2.2. La Chambre pénale de recours a retenu qu'il appartenait à l'autorité de jugement d'apprécier la crédibilité des déclarations du plaignant; pour le juge de la détention, il était en revanche suffisant de constater que ces accusations n'avaient jamais varié sur l'essentiel; il s'agissait de demandes d'argent par la recourante au motif d'obtenir l'élargissement du fils du plaignant et peu importait que ce dernier ait pu alors s'imaginer que ces fonds serviraient à payer une caution ou à soudoyer des agents de l'Etat. Selon la cour cantonale, la recourante ne pouvait pas non plus tirer argument des déclarations figurant en allemand dans la plainte pénale relatives à une quittance prétendument signée par elle-même; en effet, l'allemand alors utilisé n'était pas la langue maternelle du plaignant et celui-ci avait de plus rectifié - ou rétracté - cette affirmation. La juridiction précédente a ensuite considéré qu'il en allait de même de la possible connaissance par le plaignant du témoin auditionné lors de la commission rogatoire; le second n'avait en effet que confirmé que le premier n'avait pas été le seul à être escroqué. Selon l'arrêt attaqué, le témoin avait en outre attesté ne connaître la recourante que sous une autre identité et précisé que celle-ci lui avait demandé de contracter en sa faveur, mais sous son nom à lui, un abonnement téléphonique; les juges cantonaux ont alors relevé que ces dissimulations ne représentaient pas un allégement des charges. L'autorité précédente a encore retenu que les variations des uns et des autres n'avaient rien d'inhabituel et ne suffisaient pas dans le cas d'espèce à retenir l'absence de charges suffisantes.
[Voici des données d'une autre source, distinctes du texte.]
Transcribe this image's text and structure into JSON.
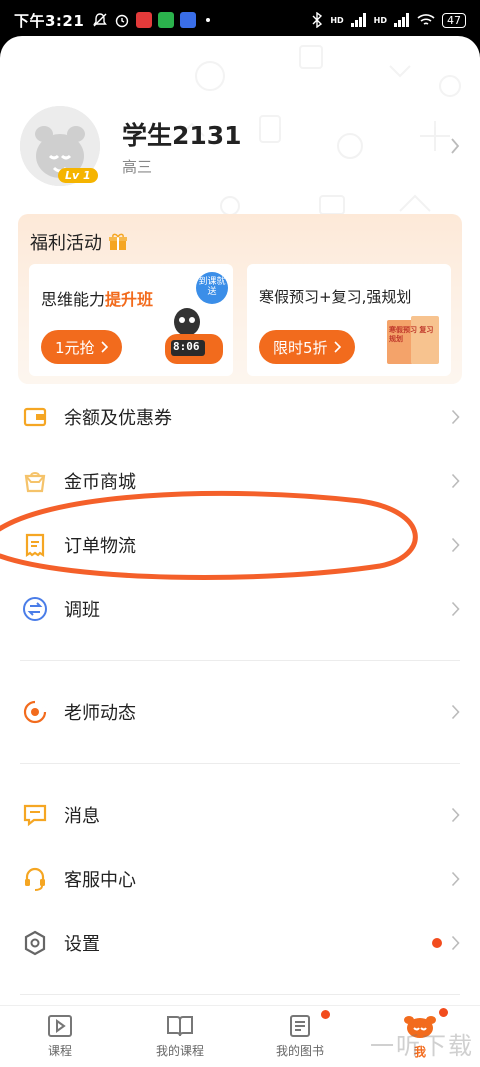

2.3. La recourante ne développe aucune argumentation propre à remettre en cause ce raisonnement. Reprendre les éléments soulevés devant l'autorité cantonale - procédé au demeurant contraire aux obligations en matière de motivation découlant de l'art. 42 al. 2 LTF - et substituer sa propre appréciation des faits ne sont pas suffisants pour ce faire; cela ne permet notamment pas de dénier toute crédibilité aux déclarations tenues par le plaignant et par les témoins entendus. Il appartient de plus au juge du fond d'apprécier lesdits propos, notamment eu égard à la possible relation, respectivement l'influence, existant entre le plaignant et les personnes auditionnées (belle-fille, connaissance alléguée du témoin entendu par commission rogatoire). On ne voit pas non plus en quoi le fait d'"imaginer" que l'argent servirait à soudoyer des agents étatiques prouverait l'absence de crédibilité du plaignant; une telle déclaration tend plutôt à l'auto-incrimination. En outre, dans la mesure où ce dernier a reconnu devant les autorités pénales qu'aucune quittance n'existait, contrairement à ce qui avait été soutenu dans sa plainte, ses connaissances linguistiques en allemand ne sont pas déterminantes sur cette question. Si la recourante entend aussi démontrer le défaut de crédibilité du plaignant par sa prétendue entente avec l'un des témoins, elle ne conteste, ni n'explique en revanche les dissimulations retenues par l'autorité précédente quant à sa propre identité et par rapport à la conclusion d'un abonnement téléphonique par le témoin en sa faveur.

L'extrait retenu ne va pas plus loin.